Stocks jumped, closing at their highs for the session after a glimmer of hope from the housing market helped continue the resurgence of beaten-down banking and consumer stocks and tech stocks jumped.

The Dow Jones Industrial Average rose 178.73 points, or 2.5%, to end trade at 7395.70, the highest close since Feb. 19. The average has now climbed in five of the last six trading sessions, is up 4.7% this month, and up 13% from its 12-year closing low of 6547.05 hit on March 9.

The S&P 500 Index jumped 24.23 points, or 3.2%, to 778.12, also its highest close since Feb. 19. The Nasdaq Composite Index leapt by 58.09 points, or 4.1%, to 1462.11, the highest close since Feb. 18, as Google, Cisco Systems and Research In Motion bounced.

"With each round of gains that we see, the odds are increasing that we've seen the bear-market lows," said Wachovia Securities strategist Al Goldman, who said he tweaked his advice to clients last week, advising them to become more aggressive and even buy into rallies if necessary.

Leslie Barbagallo, executive vice president of SunGard Trading in New York, said recent activity in the options markets suggests that institutional investors have been coming back to stocks after a period in which volumes had waned.

"The question of whether it's a good thing or a bad thing to have the institutions back is a separate matter," said Ms. Barbagallo, alluding to the volatility hedge funds and other large investors caused late last year. But increased participation by some of the market's smartest players could signal the gains will continue.

Structurally, the rally is encouraging because the gains are gradual and holding steady, said Ryan Detrick, senior technical strategist at Schaeffer's Investment Research. But he said Schaeffer's is skeptical because sentiment has changed too quickly.
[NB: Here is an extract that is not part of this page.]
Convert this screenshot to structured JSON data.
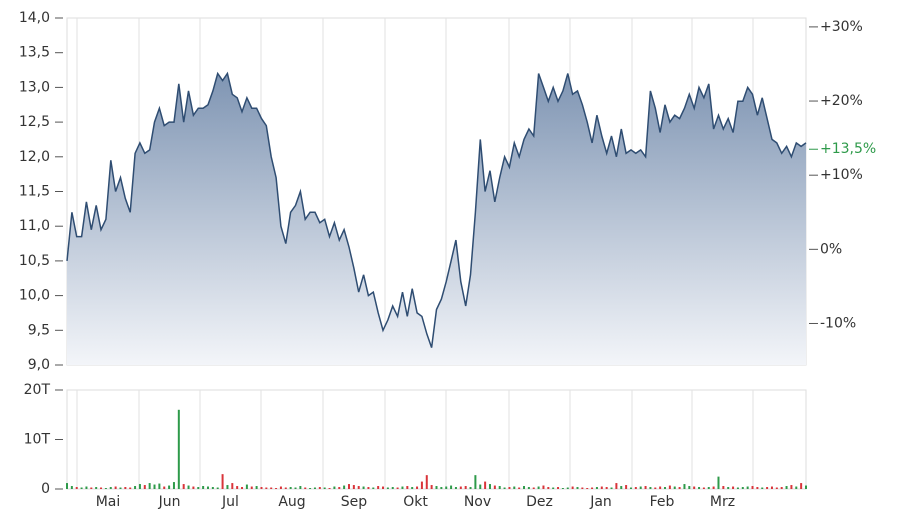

Financial stocks helped lead the rally, with the S&P 500's financial sector jumping 6.5% as banks including Citigroup, U.S. Bancorp and SunTrust Banks rose. Financials led the broader market off its bear-market lows last week as a number of banks said the first two months of the year had been profitable.

Sean Simko, head of SEI Fixed Income Management, said that fixed-income spreads have tightened in particular areas, with some of the unwind of money in credit being put into bank stocks. Still, a flood of cash from Treasurys into equities, which would drive even more banking gains, is unlikely in the short term as traders await clarity from the Federal Reserve.

The Fed, which begins a two-day policy meeting on Tuesday, isn't expected to alter interest rates. Investors will be listening for hints that the central bank will buy long-term Treasurys, though expectations that the central bank will adopt a policy of "quantitative easing" have recently been fading. Treasurys dropped as stocks rose on Tuesday; the 10-year yield rose to about 3.01%.

Investors say that they'd need to start seeing economic trends improve before buying stocks with any conviction, especially when it comes to banks. "Though we're seeing pieces of light at the end of the tunnel with the bank disclosures in the past week, we're nowhere near out of this yet," said Mr. Simko.

Consumer-discretionary stocks climbed 4.8% after data showed housing starts jumped 22.2% in February. Building permits also rose. The PHLX Housing Sector Index jumped 5.7%. Home Depot shares jumped 6.7% and Wal-Mart Stores gained 2.5%.

Anthony Conroy, head trader at BNY ConvergEx, said the most important development of the day for traders was the report on housing starts. "There are some signs of life in the housing market, which is very important because that's the epicenter of a lot of the problems the market has," said Mr. Conroy.

Harry Strunk, managing director at Treflie Capital Management, which tracks shorts, said such participants remain on the defensive for now. He estimated that the typical short portfolio rose about 10% in the first two months of the year, but bearish fund managers have been taking money off the table since.